Primeiramente, vislumbra-se que restou incontroverso durante a instrução probatória que a empresa reclamada não realizava qualquer procedimento para apuração sobre dolo ou culpa da obreira sobre as diferenças de caixa encontradas, mas, mesmo assim, realizava os descontos indevidos nos contracheques da mesma. Portanto, não possui respaldo fático a alegação de culpa ou dolo da autora, restando, portanto, ilícitos os descontos efetuados sobre a remuneração da mesma.

Noutro ponto, é importante esclarecer que o mero pagamento de quebra de caixa à obreira não é suficiente para impor-lhe a reponsabilidade pelo pagamento de toda e qualquer diferença de numerário a menor, nem para tornar lícita a conduta da reclamada, sendo necessária a demonstração de que referida parcela era paga com a destinação específica de recompor o salário em caso de eventuais diferenças ocorridas no fechamento do caixa. Veja-se o seguinte julgado do C. TST:

"DESCONTOS SALARIAIS INDEVIDOS. O art. 462 da CLT, em homenagem ao princípio da intangibilidade dos salários, limita os descontos salariais às hipóteses de adiamentos e de expressa previsão em dispositivo de lei ou de norma coletiva. No caso em tela, apesar de restar consignado nos autos que o reclamado efetuava o pagamento da gratificação de quebra de caixa, NÃO RESTOU DEMONSTRADA NOS AUTOS A

PREVISÃO EM INSTRUMENTO COLETIVO DE QUE A REFERIDA PARCELA ERA PAGA COM A DESTINAÇÃO ESPECÍFICA DE RECOMPOR O SALÁRIO EM CASO DE EVENTUAIS DIFERENÇAS OCORRIDAS NO FECHAMENTO DO CAIXA. Recurso de revista conhecido e

provido." (...) (RR - 153500-69.2004.5.12.0040, Relator Ministro: Augusto César Leite de Carvalho, 6a Turma, DEJT 28/10/2010)
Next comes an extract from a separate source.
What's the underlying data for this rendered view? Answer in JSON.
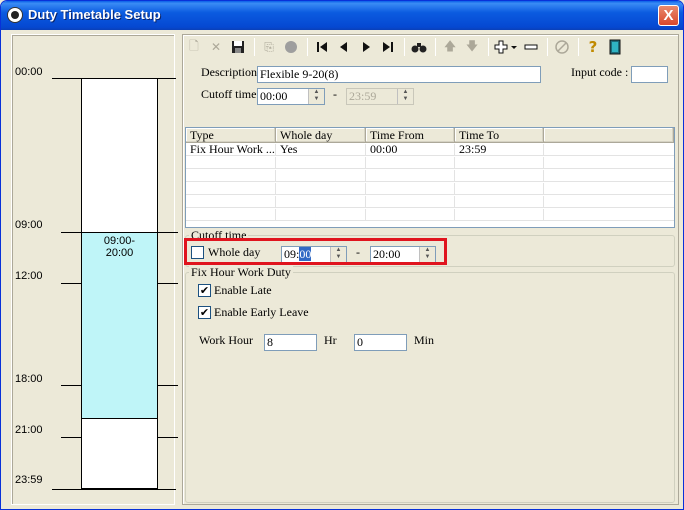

Ademais, a mera previsão contratual de descontos em caso de danos causados pelo empregado não autoriza a reclamada a efetuar, na remuneração da reclamante, descontos a título de diferenças de caixa, sendo imprescindível, para tanto, a comprovação de que o dano resultou de dolo ou culpa do trabalhador.

Não se pode olvidar que há casos em que a ausência de valores no fechamento do caixa, ao final do expediente, pode resultar de valores diversos, excludentes da responsabilidade do empregado. Portanto, não se pode considerar os descontos realizados sob a justificativa de mera existência de previsão contratual, pois a empresa não pode transferir à reclamante o ônus de sua atividade econômica, visto que tal conduta é vedada por lei.

Excelências, impossível admitir que a reclamante, na qualidade de correspondente bancária, pudesse dispor dos valores descontados mensalmente, considerando a pequena quantia percebida a título de quebra de caixa, a qual não é suficiente para repor quaisquer valores, mormente os mais consideráveis. Além disso, a reclamada sequer se preocupa em saber se as diferenças "a menor" são fruto de dolo ou culpa de seus empregados.

Veja-se que é de responsabilidade da reclamada, parte mais forte da relação de trabalho, apurar a existência de dolo ou culpa da reclamante, aquando da ocorrência das diferenças.

Na verdade, por imposição legal, é ilícito, arbitrário, abusivo e ilegal o fato de a reclamada impor a seus empregados o pagamento de diferenças de numerários "a menor", visto que há, nitidamente, transferência, à parte hipossuficiente da relação, dos riscos do negócio.

Imperioso, ainda, atentar para o Princípio da Intangibilidade Salarial, que assegura a irredutibilidade salarial. O conteúdo em si da proteção oferecida por tal

princípio é garantir ao trabalhador perceber a contraprestação a que faz jus por seu trabalho, de maneira estável, não sujeita a oscilações de qualquer natureza, e, por extensão, assegurar a satisfação de um conjunto, ainda que eventualmente mínimo, de suas necessidades, dentre as quais a alimentação.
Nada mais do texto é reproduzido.